View Full Version : 'Nightline' Devotes Show to Reading War Dead Names

Super Dave
04-28-04, 09:29 AM
The Full Story (http://story.news.yahoo.com/news?tmpl=story&cid=1896&e=11&u=/nm/20040428/us_nm/iraq_usa_names_dc)

04-29-04, 08:47 PM
April 29, 2004

Broadcasting chain bans televising of Nightline’s tribute to troops killed in Iraq
Sinclair Broadcast Group cites TV show’s ‘political agenda’ in airing the memorial

By Gordon Trowbridge
Times staff writer

Viewers in eight television markets will not see Friday’s broadcast of ABC’s “Nightline” – during which anchor Ted Koppel will read the names of hundreds of U.S. servicemembers killed in Iraq – because of a national broadcasting chain’s decision to bar the episode.
Maryland-based Sinclair Broadcast Group announced Thursday that the eight ABC affiliates it owns would not show Friday’s “Nightline” because reading the names “appears to be motivated by a political agenda designed to undermine the efforts of the United States in Iraq.”

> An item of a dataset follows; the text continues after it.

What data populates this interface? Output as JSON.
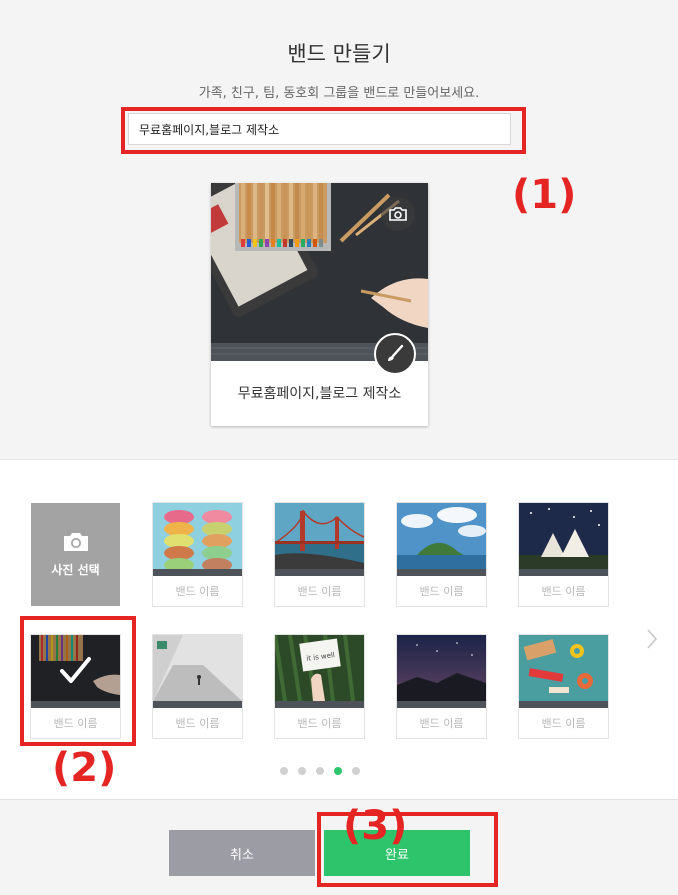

To justify the decision, a statement on the company’s Web site cited the fact that Koppel will read the names of the more than 500 U.S. troops killed in Iraq, and not the names of Americans killed in the Sept. 11, 2001, terrorist attacks and similar attacks since.

“Nightline” officials told The Associated Press that the broadcast is intended simply as a tribute to fallen soldiers, sailors, airmen and Marines.

The ABC broadcast will use names, hometowns and photographs provided by Army Times Publishing Co., the publisher of this Web site.

Among Sinclair’s ABC stations is one in Asheville, N.C., where some family members of servicemembers killed in Iraq said the company’s decision is misguided.

“That’s ridiculous,” Beth Whitener told the Asheville Citizen-Times. Whitener’s husband, 19-year-old Army Pfc. Joey Whitener was killed Nov. 15 when two Black Hawk helicopters crashed in Mosul, Iraq.

“I think it’ s more than appropriate to show those faces because they were over there fighting for our freedom. I think they have a right to be honored and shown on TV.”

Brenda Franklin, whose husband, Army Staff Sgt. Bobby Franklin, 38, was killed in August in an explosion in Baghdad, said the public needs to see the faces of the soldiers who have died in Iraq.

“We have paid a lot,” she told the newspaper. “My family has paid a lot. I think everybody needs to see the faces.”

In addition to its Asheville station, Sinclair owns ABC affiliates in St. Louis; Columbus, Ohio; Greensboro, N.C.; Charleston, W.Va.; Mobile, Ala. (which also serves the Pensacola, Fla., area); Springfield, Mass.; and Tallahassee, Fla.

Nightline’s decision has come under criticism from some conservative commentators for the decision to read the names. Koppel, who was embedded with the Army’s 3rd Infantry Division during its drive to Baghdad last year, was widely praised by television critics for providing some of the most compelling coverage of the war.